Il y a 15 ans, en janvier et février 2011, le « printemps arabe », comme on l’a appelé, n’a pas seulement fait tomber deux dictatures, Ben Ali en Tunisie et Moubarak en Égypte ; il a secoué un peu tout le beau monde des dirigeants des puissances impérialistes, États-Unis en tête, mais aussi France et Royaume-Uni, qui voyaient disparaître leurs alliés pour tenir en main les populations pauvres de ces pays, où leurs grandes sociétés faisaient de si bonnes affaires.
Toutes se sont mobilisées pour enrayer ces révoltes qui, parties de Tunisie et d’Égypte, devenaient contagieuses dans les pays voisins. La ministre française des Affaires étrangères, Michèle Alliot-Marie en vacances, en Tunisie au déclenchement de la révolte, fermait les yeux sur les crimes du régime lors des débuts de la répression avant de suggérer d’apporter en aide à Ben Ali « le savoir faire, reconnu dans le monde entier, de nos forces de sécurité ». En Égypte, les USA abreuvaient de leurs conseils les chefs de l’armée, pendant que les troupes d’Arabie saoudite débarquaient à Bahreïn pour massacrer la révolte qui y commençait. En Syrie, où la population se soulevait contre Bachar el-Assad, c’est la Russie qui allait voler au secours de la dictature.
La crise économique de 2008 touchait aussi ces pays, notamment par le renchérissement du coût des produits alimentaires ; le chômage y était, lui, une constante. Misère et chômage qui ont conduit à Sidi Bouzid, en Tunisie, le jeune Mohamed Baouazizi à s’immoler, suicide qui a déclenché la révolte qui a renversé le régime.
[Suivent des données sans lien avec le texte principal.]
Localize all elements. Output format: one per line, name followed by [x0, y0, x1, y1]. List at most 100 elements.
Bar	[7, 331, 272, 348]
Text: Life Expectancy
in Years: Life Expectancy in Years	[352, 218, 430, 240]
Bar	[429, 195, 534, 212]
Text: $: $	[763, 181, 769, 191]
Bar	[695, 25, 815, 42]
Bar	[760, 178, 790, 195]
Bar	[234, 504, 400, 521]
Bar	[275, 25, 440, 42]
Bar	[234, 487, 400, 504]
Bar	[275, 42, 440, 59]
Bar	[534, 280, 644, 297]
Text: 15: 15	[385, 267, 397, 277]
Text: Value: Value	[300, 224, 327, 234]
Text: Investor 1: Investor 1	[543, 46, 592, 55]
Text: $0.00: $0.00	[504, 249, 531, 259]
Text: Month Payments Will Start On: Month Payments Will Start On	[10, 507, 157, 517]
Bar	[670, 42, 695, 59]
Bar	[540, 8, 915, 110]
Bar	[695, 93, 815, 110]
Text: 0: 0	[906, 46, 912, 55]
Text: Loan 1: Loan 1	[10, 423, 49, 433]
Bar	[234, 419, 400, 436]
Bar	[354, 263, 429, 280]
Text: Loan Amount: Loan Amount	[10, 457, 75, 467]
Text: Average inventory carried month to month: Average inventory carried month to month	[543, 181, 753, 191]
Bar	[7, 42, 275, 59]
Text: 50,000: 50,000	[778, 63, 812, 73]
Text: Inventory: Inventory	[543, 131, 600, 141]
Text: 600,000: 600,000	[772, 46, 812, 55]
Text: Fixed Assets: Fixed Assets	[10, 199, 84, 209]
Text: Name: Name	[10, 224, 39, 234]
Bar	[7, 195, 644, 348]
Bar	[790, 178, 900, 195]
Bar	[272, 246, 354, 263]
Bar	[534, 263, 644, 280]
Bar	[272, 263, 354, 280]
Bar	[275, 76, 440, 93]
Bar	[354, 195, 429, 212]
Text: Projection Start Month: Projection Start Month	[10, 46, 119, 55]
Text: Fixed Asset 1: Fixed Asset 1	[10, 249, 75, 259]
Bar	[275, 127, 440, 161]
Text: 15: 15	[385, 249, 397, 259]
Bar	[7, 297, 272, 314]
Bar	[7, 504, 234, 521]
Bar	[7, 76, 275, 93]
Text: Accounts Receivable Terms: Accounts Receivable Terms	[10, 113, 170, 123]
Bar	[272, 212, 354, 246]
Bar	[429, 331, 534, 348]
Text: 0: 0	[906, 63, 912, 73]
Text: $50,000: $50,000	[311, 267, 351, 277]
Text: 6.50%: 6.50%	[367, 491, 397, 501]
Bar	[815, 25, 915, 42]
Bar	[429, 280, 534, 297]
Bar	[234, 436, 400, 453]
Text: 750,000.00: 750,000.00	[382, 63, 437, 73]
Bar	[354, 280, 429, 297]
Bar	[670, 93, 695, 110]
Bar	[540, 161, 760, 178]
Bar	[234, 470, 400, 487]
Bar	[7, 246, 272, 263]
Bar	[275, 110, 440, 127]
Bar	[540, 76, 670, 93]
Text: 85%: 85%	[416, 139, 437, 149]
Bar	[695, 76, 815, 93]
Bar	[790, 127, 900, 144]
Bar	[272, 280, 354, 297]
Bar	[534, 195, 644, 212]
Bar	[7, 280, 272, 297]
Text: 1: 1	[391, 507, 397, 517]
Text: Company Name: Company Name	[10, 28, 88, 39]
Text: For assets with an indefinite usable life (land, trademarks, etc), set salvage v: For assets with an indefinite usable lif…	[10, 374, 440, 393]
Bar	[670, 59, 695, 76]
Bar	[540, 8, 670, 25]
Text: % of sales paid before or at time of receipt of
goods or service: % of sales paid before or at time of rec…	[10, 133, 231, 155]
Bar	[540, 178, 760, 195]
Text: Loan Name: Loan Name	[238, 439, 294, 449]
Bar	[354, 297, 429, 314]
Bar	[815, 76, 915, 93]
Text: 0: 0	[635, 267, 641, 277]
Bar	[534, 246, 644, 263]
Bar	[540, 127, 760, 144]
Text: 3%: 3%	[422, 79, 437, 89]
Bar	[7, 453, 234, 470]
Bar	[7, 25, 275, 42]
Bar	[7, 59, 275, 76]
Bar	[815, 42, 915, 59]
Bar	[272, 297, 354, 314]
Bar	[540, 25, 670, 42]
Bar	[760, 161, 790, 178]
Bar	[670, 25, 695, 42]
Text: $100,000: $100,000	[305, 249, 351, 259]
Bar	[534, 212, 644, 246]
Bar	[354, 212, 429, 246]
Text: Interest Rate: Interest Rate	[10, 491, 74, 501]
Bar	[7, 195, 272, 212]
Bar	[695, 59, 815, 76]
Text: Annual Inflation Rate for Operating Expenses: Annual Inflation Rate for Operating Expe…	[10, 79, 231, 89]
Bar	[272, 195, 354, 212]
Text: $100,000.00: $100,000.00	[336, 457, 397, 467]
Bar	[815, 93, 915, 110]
S’il est une chose à retenir surtout du printemps arabe, même si ces pays ont connu depuis un retour de bâton et de nouvelles dictatures, c’est comment la similitude des oppressions a rapproché les peuples, comment une révolte partie de Tunis s’est propagée en quelques jours 3 000 km plus loin, sur la place Tahrir du Caire, puis dans les pays voisins. Tant la solidarité entre les exploités peut être contagieuse quand ils relèvent la tête, et faire fi de toutes les frontières.